Observez sur votre gauche ce vaste bâtiment rectangulaire aux hautes arches de pierre calcaire, couronné par une longue verrière métallique qui traverse toute sa ligne de toit. Nous sommes devant les halles de Beaune, le théâtre de la plus célèbre vente de charité au monde!
Il faut remonter le temps pour comprendre comment un tel miracle est possible. L'histoire de cette institution s'inscrit directement dans les lendemains de la guerre de Cent Ans. Imaginez une région bourguignonne ravagée par la violence, les pillages incessants et une pauvreté absolue où la famine faisait des ravages. C'est dans ce chaos total que le chancelier Nicolas Rolin et son épouse Guigone de Salins ont décidé d'agir. Nicolas Rolin avait une vision brillante pour l'époque, celle de créer un hôpital totalement indépendant et autosuffisant, à l'abri des taxes et des convoitises politiques, pour soigner gratuitement les plus démunis.
Mais comment financer des soins médicaux pour l'éternité? C'est là que le génie bourguignon opère. Dès le quinzième siècle, un donateur a offert ses terres à l'institution, déclenchant une véritable tradition. Au fil des siècles, la noblesse et la riche bourgeoisie ont pris l'habitude de léguer leurs meilleures parcelles de vignes aux hospices pour racheter leurs péchés et assurer le salut de leur âme. Ces vignes permettent aujourd'hui à cet ancien hôpital d'être à la tête d'un des domaines viticoles les plus convoités de France.
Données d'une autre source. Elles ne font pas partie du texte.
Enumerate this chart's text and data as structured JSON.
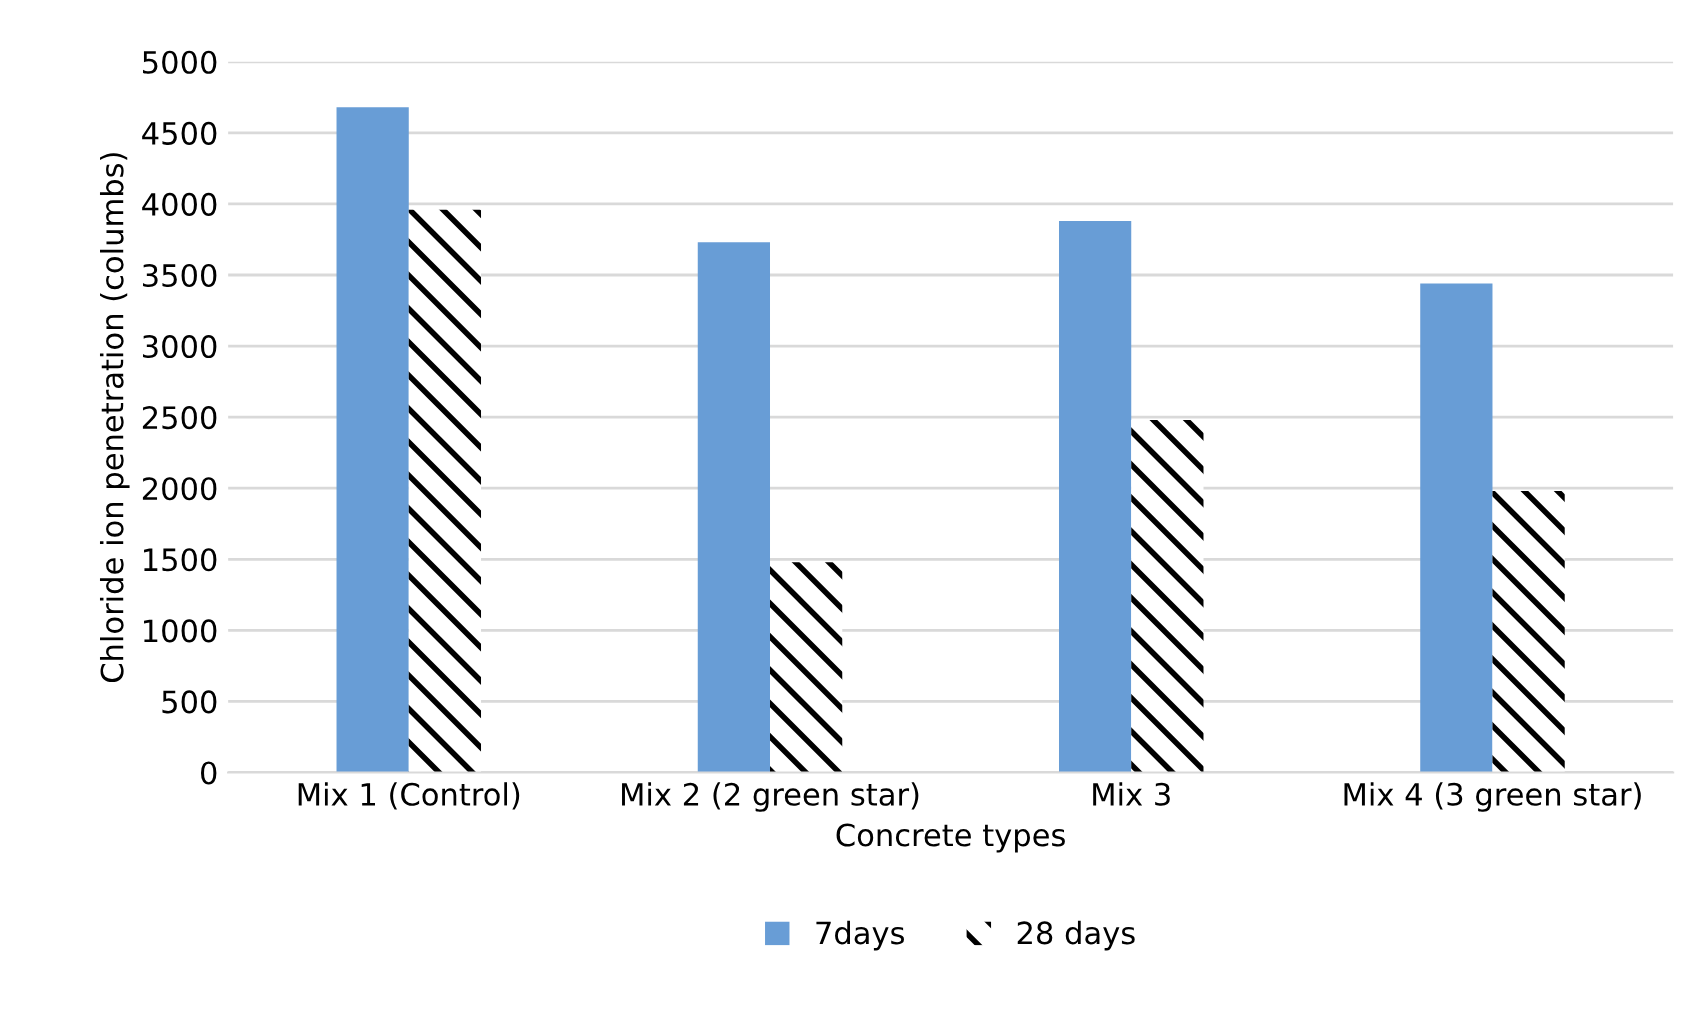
{
  "chart_data": {
    "type": "bar",
    "xlabel": "Concrete types",
    "ylabel": "Chloride ion penetration (columbs)",
    "categories": [
      "Mix 1 (Control)",
      "Mix 2 (2 green star)",
      "Mix 3",
      "Mix 4 (3 green star)"
    ],
    "series": [
      {
        "name": "7days",
        "color": "#689dd6",
        "values": [
          4680,
          3730,
          3880,
          3440
        ]
      },
      {
        "name": "28 days",
        "color": "#000000",
        "values": [
          3960,
          1480,
          2480,
          1980
        ]
      }
    ],
    "ylim": [
      0,
      5000
    ],
    "yticks": [
      0,
      500,
      1000,
      1500,
      2000,
      2500,
      3000,
      3500,
      4000,
      4500,
      5000
    ],
    "grid": "y",
    "legend": "bottom"
  }
}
Le fruit de ces récoltes est vendu ici même sous forme de pièces. Une pièce, dans le jargon local, c'est un grand fût en chêne contenant un peu moins de trois cents litres de vin. Votre écran affiche l'Hôtel-Dieu d'origine avec ses toits vernissés spectaculaires, situé juste en face du lieu où se déroule cette vente mondiale.

Autrefois, le rituel d'achat était fascinant. On utilisait la vente à la bougie. Les enchères sur un tonneau ne prenaient fin que lorsque deux petites chandelles s'étaient consumées consécutivement, s'éteignant dans un dernier filet de fumée. Aujourd'hui, cette lenteur poétique a laissé place au rythme trépidant des courtiers internationaux.
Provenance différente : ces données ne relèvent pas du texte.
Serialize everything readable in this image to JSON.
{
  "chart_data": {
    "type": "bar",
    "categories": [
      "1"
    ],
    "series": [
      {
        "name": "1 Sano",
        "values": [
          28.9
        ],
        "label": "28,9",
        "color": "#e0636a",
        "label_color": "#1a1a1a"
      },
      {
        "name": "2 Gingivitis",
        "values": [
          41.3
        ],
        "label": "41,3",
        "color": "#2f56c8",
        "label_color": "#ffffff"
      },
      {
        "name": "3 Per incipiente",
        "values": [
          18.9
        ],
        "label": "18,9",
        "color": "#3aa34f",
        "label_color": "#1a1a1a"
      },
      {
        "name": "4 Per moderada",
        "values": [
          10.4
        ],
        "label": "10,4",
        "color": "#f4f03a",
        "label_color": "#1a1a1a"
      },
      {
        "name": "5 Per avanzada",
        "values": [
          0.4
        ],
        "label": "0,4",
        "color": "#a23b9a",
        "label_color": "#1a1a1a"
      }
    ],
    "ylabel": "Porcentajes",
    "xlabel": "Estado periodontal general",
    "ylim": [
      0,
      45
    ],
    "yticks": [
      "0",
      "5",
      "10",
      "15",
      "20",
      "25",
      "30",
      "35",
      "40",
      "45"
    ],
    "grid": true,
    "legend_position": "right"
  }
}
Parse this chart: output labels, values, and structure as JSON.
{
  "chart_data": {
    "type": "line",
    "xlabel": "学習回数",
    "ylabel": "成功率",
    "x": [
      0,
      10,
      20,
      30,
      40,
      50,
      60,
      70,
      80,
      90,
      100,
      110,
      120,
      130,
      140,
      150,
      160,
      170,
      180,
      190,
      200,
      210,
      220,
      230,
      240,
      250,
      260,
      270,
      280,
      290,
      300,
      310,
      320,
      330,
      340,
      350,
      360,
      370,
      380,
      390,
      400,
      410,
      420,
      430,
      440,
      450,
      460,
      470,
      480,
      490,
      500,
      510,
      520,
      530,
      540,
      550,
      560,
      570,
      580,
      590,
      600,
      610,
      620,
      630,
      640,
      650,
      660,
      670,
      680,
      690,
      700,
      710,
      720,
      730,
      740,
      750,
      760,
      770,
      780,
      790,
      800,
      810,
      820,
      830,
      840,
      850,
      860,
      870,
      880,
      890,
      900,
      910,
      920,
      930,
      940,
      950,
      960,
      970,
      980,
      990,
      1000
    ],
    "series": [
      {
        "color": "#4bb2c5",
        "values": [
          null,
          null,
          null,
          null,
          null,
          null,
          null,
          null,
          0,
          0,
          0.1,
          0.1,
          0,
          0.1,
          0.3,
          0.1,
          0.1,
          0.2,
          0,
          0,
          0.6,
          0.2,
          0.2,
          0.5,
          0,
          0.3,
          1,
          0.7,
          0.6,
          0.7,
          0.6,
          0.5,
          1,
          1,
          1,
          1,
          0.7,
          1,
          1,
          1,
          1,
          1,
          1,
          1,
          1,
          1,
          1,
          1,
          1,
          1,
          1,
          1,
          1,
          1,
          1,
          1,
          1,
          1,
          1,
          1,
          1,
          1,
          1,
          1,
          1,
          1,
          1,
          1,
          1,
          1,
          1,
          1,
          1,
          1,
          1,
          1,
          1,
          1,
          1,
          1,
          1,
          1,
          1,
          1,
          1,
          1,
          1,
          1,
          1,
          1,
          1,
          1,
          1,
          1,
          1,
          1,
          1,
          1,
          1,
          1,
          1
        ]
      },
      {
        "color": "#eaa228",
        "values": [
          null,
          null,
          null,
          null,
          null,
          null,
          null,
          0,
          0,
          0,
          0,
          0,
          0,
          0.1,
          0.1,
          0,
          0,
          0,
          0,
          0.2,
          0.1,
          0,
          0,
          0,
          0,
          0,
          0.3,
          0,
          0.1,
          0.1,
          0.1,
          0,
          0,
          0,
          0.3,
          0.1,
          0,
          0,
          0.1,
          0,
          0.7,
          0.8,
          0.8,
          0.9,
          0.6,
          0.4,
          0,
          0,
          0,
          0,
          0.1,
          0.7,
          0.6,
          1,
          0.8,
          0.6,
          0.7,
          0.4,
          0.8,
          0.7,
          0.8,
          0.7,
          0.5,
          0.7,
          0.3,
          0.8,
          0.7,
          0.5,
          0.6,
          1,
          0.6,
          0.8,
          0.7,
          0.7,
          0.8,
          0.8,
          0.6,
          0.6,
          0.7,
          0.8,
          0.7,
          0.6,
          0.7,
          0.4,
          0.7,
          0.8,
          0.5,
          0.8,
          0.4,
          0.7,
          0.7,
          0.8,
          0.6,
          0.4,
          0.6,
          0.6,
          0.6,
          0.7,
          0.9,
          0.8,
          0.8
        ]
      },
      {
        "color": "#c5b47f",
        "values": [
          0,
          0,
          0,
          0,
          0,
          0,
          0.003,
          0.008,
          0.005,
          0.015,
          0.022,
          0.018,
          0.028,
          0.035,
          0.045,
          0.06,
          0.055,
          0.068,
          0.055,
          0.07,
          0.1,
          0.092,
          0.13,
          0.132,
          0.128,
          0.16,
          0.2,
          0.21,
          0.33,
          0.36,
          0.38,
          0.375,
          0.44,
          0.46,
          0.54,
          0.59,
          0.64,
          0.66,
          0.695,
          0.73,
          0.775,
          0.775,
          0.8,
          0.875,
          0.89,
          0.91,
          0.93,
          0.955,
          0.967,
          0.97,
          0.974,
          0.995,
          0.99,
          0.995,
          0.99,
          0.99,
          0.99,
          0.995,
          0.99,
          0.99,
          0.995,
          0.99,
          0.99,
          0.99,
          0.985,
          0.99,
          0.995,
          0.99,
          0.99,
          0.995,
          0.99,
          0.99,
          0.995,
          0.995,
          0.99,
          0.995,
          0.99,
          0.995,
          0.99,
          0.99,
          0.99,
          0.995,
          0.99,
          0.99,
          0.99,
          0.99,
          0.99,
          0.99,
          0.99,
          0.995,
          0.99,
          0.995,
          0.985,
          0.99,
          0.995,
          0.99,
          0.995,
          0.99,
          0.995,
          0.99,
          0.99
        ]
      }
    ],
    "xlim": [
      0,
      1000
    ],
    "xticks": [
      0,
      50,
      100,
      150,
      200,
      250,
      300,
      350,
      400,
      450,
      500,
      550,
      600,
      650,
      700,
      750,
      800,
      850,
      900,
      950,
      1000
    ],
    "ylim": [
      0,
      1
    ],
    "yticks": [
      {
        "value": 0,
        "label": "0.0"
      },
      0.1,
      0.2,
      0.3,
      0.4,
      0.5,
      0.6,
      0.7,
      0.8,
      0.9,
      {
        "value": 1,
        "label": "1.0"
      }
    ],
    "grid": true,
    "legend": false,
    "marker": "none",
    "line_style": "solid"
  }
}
Mais au-delà du prestige, c'est avant tout une histoire de résilience à travers les crises. L'exemple le plus bouleversant a eu lieu en novembre deux mille quinze. La vente devait se tenir quarante-huit heures seulement après de tragiques attentats terroristes en France. Fallait-il tout annuler? Les organisateurs ont refusé de céder à la peur. Le grand défilé folklorique a déambulé dans les rues dans un silence absolu. Dans la salle, le public a spontanément entonné l'hymne national. Cette année-là, la pièce du président, un tonneau exceptionnel dont les profits sont reversés à une cause caritative spécifique, a vu ses enchères s'envoler à près d'un demi-million d'euros pour soutenir les victimes.
L'histoire s'écrit encore aujourd'hui. Récemment, Ludivine Griveau, la toute première femme régisseur de l'histoire des hospices, a guidé l'intégralité de ce vignoble morcelé vers une agriculture entièrement biologique.
De ce miracle de charité financé par la terre, nous allons maintenant passer au pouvoir laïque de ceux qui ont gouverné cette région. Dirigeons-nous vers l'Hôtel des Ducs de Bourgogne à Beaune, situé à seulement deux minutes de marche. Sachez en passant que le site des hospices est ouvert au public tous les jours de neuf heures à dix-neuf heures trente.